District Court Dismisses Claims against Non-Signatories to Promissory Note because Requirements of “Alter Ego” Liability not met

The World in U.S. Courts: Winter 2016 - Personal Jurisdiction

Centauro Liquid Opportunities Master Fund L.P. v. Bazzoni, US District Court for the Southern District of New York, September 30, 2016

Centauro Liquid Opportunities Master Fund, L.P. brought breach of contract, fraud, and fraudulent inducement claims to recover $20 million it claimed to be owed under the terms of a promissory note.  Some of the defendants had signed the note and some did not.  Claims were made against the non-signatory defendants on the theory that they were “alter egos” of the signatory defendants.  Supporting the alter-ago theory, Centauro alleged that non-signatory defendants freely transferred assets to one another and shared a “beneficial relationship,” that press releases failed to distinguish between a signatory and a non-signatory defendant, and that money owed to one non-signatory defendant was paid to another.

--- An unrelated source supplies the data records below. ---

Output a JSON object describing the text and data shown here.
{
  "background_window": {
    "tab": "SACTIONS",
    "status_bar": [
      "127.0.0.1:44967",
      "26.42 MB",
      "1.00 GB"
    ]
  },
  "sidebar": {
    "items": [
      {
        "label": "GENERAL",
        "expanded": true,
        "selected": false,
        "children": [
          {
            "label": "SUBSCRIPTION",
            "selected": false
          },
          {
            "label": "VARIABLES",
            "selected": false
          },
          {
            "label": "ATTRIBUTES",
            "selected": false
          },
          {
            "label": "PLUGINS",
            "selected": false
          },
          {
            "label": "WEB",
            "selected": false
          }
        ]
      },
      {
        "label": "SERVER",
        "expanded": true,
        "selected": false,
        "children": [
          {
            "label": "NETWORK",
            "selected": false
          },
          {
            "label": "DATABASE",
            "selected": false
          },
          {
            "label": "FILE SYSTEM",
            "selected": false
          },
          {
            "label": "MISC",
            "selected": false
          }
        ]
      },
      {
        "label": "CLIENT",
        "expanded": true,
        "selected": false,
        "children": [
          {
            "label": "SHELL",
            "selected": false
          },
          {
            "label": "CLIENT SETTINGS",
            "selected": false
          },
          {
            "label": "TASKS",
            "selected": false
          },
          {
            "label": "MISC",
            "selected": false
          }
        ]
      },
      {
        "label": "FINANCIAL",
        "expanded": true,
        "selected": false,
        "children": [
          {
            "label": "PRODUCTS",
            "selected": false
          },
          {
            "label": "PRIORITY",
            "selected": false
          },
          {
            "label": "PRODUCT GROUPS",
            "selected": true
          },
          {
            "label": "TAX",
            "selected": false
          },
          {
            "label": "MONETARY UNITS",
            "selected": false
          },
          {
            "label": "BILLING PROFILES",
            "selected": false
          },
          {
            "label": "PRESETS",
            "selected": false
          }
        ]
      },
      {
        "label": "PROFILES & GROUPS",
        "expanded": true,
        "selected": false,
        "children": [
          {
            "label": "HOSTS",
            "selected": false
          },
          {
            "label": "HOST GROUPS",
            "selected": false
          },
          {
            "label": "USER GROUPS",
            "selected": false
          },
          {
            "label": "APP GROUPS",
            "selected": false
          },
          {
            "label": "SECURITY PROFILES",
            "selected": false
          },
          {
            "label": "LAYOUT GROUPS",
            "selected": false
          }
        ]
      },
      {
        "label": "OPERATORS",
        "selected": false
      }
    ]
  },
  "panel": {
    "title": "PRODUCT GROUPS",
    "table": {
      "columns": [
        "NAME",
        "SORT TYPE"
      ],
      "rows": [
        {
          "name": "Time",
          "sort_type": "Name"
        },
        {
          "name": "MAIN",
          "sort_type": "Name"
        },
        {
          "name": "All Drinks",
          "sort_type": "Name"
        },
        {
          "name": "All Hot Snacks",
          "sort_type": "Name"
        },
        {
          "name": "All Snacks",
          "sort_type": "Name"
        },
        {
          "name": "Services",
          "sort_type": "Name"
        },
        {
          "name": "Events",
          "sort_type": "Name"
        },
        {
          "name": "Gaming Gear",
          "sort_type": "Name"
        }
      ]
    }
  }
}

The District Court in New York explained that jurisdiction over the non-signatory defendants required a two-part analysis to determine whether there is a statutory basis for personal jurisdiction under the law of New York (the forum state), and whether due process concerns under the federal Constitution otherwise prohibit the assertion of jurisdiction.  If any of the defendants were found to be “alter egos” of one another, jurisdiction over one would attach to all of them.  The Court noted that as a federal court hearing non-federal claims based on the diverse citizenship of the parties, it was required to look to the law of New York, where the Court sat, to analyze the “alter ego” issue.  New York’s choice-of-law rules in turn directed application of the substantive English law of the British Virgin Islands, where the signatory defendants were located and which had the greatest interest in the litigation.  Applying English law, the Court found that Centauro had failed to allege facts sufficient to “pierce the corporate veil” and establish alter-ego liability, and therefore dismissed the non-signatory defendants form the case.